Она была слишком молода, чтобы носить корсет. Она стояла совершенно обнаженная, ее красная кожа сияла на солнце. Мальчишки столпились вокруг, вытаращив глаза. Один протянул руку и ущипнул ее за сосок.

 

‘У нее еще даже сисек толком нет, - пожаловался он.

 

Люциус подобрал упавшую ветку и сунул ей между ног. Было больно, но Камилла крепко зажмурилась, чтобы сдержать слезы. Она не доставит им такого удовольствия.

 

Она наклонилась, чтобы поднять платье, но Люциус стукнул ее по руке веткой.

 

‘Я с тобой еще не закончил. ’

 

- Убери от нее руки, - раздался голос с вершины насыпи на обочине дороги.

 

Камилла подняла голову. Там стоял Мунго, позади него сияло солнце, и его белая одежда блестела. С тех пор как он получил бриджи, мать всегда одевала его в белое – идеальные миниатюрные костюмы из белого хлопка и шелка. - Мой маленький ангел, - назызвала его Абигайль, но теперь в его оскале не было ничего ангельского.

 

‘Мы просто немного повеселились, - сказал Луций. ‘Это ничего не значит. ’

 

Мунго спрыгнул с насыпи на дорогу.

 

‘Она моя. ’

 

‘Конечно. Но у вас в Уиндемире полно негров. Ты... ’

 

Луций замолчал. Он согнулся пополам, схватившись за лицо, когда кровь потекла сквозь пальцы из носа, который Мунго только что сломал кулаком. Остальные дети уставились на него. Один из них – брат Луция - схватил палку и замахнулся ею на Мунго. Мунго схватил ее в воздухе, вырвал из рук противника и размахнулся с такой силой, что тот перелетел через голову мальчика. Мальчик повернулся и побежал, остальные последовали за ним.

 

Как только они ушли, Камилла рухнула в объятия Мунго. Это было против всех закованных в железо законов, которые управляли ее жизнью, но Мунго не отвергал ее. Он прижал ее к себе, нежно поглаживая по волосам.

 

Наконец она вспомнила, кто она такая. Она отстранилась и надела платье, стыдясь самой себя.

 

- Твой костюм, - сказала она. ‘На нем кровь. Я всю неделю буду в прачечной, чтобы смыть эти пятна. ’

 

Мунго, казалось, не слышал ее.

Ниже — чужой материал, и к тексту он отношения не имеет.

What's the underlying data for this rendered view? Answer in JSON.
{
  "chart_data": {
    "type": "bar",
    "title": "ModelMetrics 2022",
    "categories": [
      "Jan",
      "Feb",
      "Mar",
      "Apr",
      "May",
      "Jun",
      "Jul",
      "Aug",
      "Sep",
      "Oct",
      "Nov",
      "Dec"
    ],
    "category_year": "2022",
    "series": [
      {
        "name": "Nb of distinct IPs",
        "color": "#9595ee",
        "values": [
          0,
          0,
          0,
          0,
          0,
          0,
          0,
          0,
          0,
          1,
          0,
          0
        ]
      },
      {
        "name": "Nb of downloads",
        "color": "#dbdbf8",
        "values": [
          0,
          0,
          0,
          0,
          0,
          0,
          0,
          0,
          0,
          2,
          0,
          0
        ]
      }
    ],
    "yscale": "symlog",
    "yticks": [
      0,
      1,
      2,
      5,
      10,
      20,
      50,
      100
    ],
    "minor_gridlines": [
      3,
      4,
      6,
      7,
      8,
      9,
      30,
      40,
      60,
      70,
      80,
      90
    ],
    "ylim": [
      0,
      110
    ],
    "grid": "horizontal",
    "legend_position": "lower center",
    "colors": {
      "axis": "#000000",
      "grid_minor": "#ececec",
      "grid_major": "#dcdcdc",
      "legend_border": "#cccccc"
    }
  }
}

Он протянул руку, погруженный в свои мысли, и завязал шнурки ее платья.

 

‘Если кто-нибудь снова причинит тебе боль, скажи мне, и я убью его. ’

 

И хотя он улыбался, а это было абсурдно для белого человека говорить рабыне, свирепый взгляд его дымчато-желтых глаз заставил ее поверить ему полностью.

 

В конце лета он отплыл в Англию и Итон. Его не было пять лет. Сначала Камилла была убита горем, но потом смирилась. Шли годы, и она превратилась в молодую женщину; в Уиндемире было более чем достаточно дел, чтобы занять ее мысли. Но она никогда не забывала Мунго. Иногда она писала ему маленькие записки, старательно переписанные при свечах поздно ночью, когда другие рабы спали. Она знала, что Абигейл не одобрила бы переписку рабыни с ее сыном – даже читать и писать было преступлением для рабыни – поэтому она вставляла их в письма Абигейл, когда та несла их на почту. Конечно, Мунго никогда не мог ответить Камилле, но иногда Абигайл читала вслух отрывок из одного из его писем - " Камилла будет прекрасно смотреться в платьях, которые носит горничная леди Кавендиш" или " Я купался в Темзе; здесь намного холоднее, чем когда я плавал на «Джеймсе» с Камиллой - и Камилла в глубине души знала, что он это сделал для нее.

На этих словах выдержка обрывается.